Chez certaines personnes particulièrement anxieuses, une situation anodine peut vite être interprétée comme un potentiel problème à gérer. Dans ce contexte, il existe un SMS capable de les mettre dans un état de stress notable et de ruiner leur journée. A connaître et à éviter.
Si vous êtes entouré d’une ou plusieurs personnes anxieuses, vous le savez : celles-ci ont tendance à tout interpréter, de façon négative la plupart du temps. Par conséquent, tout ce qui est texte et SMS a tendance à les interroger, voire les tendre : ces brefs messages numériques manquent de nombreux indices non verbaux – tels que le contact visuel, les gestes ou un sourire – qui fournissent un contexte important à ce qu’une personne essaie de dire. Ils en déduisent des choses fausses.
Dans cette communication numérique, les personnes anxieuses ont ainsi tendance à combler les lacunes et à interpréter les messages vagues de manière plus négative qu'ils ne devraient l'être. Voilà pourquoi le pire qu’on puisse leur envoyer est le fameux "pouvons-nous parler ?". Un message qui indiquera à une personne bien dans ses baskets "il a quelque chose d’important à dire" mais qui donnera des sueurs froides à un anxieux.
Pourquoi cette anticipation ? "L'ambiguïté et le manque de ton ou de contexte dans ce type de message laissent une énorme place à l'interprétation et au catastrophisme", explique au HuffPost Alex Oliver-Gans, thérapeute conjugal et familial agréé dans un cabinet privé à San Francisco. "Parce que les messages texte (sms) manquent de certains indices non verbaux, nous supposons constamment le ton et l’intention de l’expéditeur".

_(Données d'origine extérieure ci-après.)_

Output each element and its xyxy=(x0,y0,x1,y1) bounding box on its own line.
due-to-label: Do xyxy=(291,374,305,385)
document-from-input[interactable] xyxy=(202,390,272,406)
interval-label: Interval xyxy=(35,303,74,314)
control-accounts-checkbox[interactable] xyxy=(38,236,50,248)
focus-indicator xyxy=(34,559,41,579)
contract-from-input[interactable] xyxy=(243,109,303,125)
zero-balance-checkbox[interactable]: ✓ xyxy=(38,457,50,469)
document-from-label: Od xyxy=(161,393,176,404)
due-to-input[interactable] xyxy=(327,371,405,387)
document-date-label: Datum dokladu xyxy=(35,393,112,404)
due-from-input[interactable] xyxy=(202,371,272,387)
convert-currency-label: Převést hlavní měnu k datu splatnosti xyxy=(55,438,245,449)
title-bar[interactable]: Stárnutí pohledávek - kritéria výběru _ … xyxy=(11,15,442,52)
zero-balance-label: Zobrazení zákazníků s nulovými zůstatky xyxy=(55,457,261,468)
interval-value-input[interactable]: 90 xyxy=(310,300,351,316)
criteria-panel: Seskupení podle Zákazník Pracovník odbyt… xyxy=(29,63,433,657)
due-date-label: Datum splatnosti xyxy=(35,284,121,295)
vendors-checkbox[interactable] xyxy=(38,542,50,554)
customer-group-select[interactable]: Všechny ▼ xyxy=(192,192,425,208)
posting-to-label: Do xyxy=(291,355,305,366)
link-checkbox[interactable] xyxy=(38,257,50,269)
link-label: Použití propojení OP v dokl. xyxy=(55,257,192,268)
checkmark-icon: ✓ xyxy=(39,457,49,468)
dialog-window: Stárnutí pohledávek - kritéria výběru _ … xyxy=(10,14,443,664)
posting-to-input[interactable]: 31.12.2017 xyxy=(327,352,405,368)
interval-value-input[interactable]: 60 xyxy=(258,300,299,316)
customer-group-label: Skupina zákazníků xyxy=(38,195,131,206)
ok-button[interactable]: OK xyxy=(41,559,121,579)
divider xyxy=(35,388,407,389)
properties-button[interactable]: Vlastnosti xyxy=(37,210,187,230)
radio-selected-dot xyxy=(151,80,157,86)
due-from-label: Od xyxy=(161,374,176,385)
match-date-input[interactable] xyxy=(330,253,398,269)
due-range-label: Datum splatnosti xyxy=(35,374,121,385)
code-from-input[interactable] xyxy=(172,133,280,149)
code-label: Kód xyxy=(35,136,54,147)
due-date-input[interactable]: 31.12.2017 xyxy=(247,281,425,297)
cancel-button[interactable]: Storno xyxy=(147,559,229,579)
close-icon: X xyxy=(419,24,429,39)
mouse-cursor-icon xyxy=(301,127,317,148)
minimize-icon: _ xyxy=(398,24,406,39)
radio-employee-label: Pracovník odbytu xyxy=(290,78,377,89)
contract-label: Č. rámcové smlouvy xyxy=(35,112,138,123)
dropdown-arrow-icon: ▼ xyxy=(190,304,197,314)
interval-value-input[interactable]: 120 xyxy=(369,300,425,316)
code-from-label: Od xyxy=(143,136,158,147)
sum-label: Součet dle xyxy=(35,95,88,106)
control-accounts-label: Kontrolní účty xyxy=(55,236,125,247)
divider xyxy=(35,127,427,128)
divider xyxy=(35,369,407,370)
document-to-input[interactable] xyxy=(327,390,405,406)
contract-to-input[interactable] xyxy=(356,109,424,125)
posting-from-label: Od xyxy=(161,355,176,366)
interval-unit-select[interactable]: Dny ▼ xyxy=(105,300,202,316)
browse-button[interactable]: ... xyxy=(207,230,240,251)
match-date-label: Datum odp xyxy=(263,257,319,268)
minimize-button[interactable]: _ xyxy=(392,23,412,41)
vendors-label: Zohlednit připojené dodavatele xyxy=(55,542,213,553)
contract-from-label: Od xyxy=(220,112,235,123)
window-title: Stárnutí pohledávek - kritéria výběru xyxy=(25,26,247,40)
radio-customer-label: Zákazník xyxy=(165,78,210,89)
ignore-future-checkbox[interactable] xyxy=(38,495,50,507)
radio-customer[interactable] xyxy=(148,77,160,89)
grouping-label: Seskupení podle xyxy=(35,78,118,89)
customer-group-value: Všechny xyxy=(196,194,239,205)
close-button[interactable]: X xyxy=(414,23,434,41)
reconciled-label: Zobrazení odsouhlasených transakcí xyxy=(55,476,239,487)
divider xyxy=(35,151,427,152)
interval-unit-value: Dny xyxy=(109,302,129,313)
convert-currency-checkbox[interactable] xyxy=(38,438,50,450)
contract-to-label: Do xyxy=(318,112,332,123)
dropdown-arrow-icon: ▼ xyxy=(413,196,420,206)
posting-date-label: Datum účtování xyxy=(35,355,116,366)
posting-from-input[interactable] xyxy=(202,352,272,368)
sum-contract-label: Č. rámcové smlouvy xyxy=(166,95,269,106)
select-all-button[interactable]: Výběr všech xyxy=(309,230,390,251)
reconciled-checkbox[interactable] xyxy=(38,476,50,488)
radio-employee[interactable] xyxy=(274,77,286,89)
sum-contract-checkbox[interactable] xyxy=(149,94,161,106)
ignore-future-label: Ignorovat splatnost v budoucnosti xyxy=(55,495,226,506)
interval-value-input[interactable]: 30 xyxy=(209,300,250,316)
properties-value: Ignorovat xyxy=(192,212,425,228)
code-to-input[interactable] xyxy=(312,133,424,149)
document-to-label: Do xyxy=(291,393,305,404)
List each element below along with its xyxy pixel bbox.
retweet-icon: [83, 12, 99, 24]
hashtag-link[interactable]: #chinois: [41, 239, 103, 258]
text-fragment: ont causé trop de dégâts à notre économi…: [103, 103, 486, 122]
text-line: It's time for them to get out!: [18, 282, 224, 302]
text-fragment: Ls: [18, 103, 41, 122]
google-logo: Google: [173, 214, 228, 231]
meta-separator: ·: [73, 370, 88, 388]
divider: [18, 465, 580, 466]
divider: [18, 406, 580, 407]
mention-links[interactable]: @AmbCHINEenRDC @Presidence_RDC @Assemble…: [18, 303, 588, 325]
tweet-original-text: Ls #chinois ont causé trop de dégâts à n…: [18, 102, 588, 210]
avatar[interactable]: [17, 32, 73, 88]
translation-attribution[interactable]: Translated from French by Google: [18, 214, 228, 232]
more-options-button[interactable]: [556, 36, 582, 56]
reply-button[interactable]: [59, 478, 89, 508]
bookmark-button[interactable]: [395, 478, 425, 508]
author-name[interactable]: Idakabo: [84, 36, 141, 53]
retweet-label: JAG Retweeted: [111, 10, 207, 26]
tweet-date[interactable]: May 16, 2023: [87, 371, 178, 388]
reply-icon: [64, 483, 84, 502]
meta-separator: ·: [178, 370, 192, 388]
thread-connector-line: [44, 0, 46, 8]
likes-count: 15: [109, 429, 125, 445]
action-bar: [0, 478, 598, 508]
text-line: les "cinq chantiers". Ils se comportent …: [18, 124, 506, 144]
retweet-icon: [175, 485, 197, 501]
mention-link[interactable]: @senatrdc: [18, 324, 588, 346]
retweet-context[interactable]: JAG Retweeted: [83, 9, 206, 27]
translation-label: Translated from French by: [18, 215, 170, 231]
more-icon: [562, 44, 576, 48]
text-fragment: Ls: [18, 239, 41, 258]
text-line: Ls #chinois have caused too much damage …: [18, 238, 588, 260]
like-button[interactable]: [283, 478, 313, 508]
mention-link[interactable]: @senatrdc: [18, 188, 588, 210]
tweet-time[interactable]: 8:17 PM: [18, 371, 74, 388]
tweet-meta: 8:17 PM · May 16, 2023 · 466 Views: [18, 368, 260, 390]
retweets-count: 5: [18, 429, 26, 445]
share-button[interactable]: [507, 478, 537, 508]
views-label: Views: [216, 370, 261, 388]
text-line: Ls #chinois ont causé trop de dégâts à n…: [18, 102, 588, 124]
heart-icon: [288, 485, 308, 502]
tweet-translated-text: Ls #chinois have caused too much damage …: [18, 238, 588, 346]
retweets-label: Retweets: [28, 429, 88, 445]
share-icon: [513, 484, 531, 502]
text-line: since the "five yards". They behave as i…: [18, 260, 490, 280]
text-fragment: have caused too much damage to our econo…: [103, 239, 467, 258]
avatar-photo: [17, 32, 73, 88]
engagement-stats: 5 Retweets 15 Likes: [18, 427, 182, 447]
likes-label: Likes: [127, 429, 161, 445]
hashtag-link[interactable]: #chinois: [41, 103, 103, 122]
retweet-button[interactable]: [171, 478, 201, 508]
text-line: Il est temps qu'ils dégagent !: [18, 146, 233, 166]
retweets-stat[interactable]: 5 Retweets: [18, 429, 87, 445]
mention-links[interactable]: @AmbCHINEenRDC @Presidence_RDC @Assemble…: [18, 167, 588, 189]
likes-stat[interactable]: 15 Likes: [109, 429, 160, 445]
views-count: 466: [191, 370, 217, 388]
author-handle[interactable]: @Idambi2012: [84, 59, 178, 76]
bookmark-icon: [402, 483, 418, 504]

Selon Arianna Galligher, directrice du Gabbe Well-Being Office et du programme Stress, Trauma and Resilience du centre médical Wexner de l'Ohio State University, l'un des principaux symptômes de l'anxiété est une pensée catastrophique ou une tendance à croire que le pire résultat d'une situation pourrait très bien se produire. Mais "Pouvons-nous parler ?" a déjà une connotation négative. "Qui a déjà dit : Pouvons-nous parler ? et avait de bonnes nouvelles à partager ?" rappelle Oliver-Gans. Ajoutez à cela de l’anxiété et une personne peut se demander si sa relation est sur le point de se terminer ou si elle est licenciée de son travail. L’ambiguïté du "Pouvons-nous parler ?" peut amener les gens à ruminer ou à supposer le pire. Le cerveau anxieux commence alors à se préparer à l’issue terrible qu’il imagine.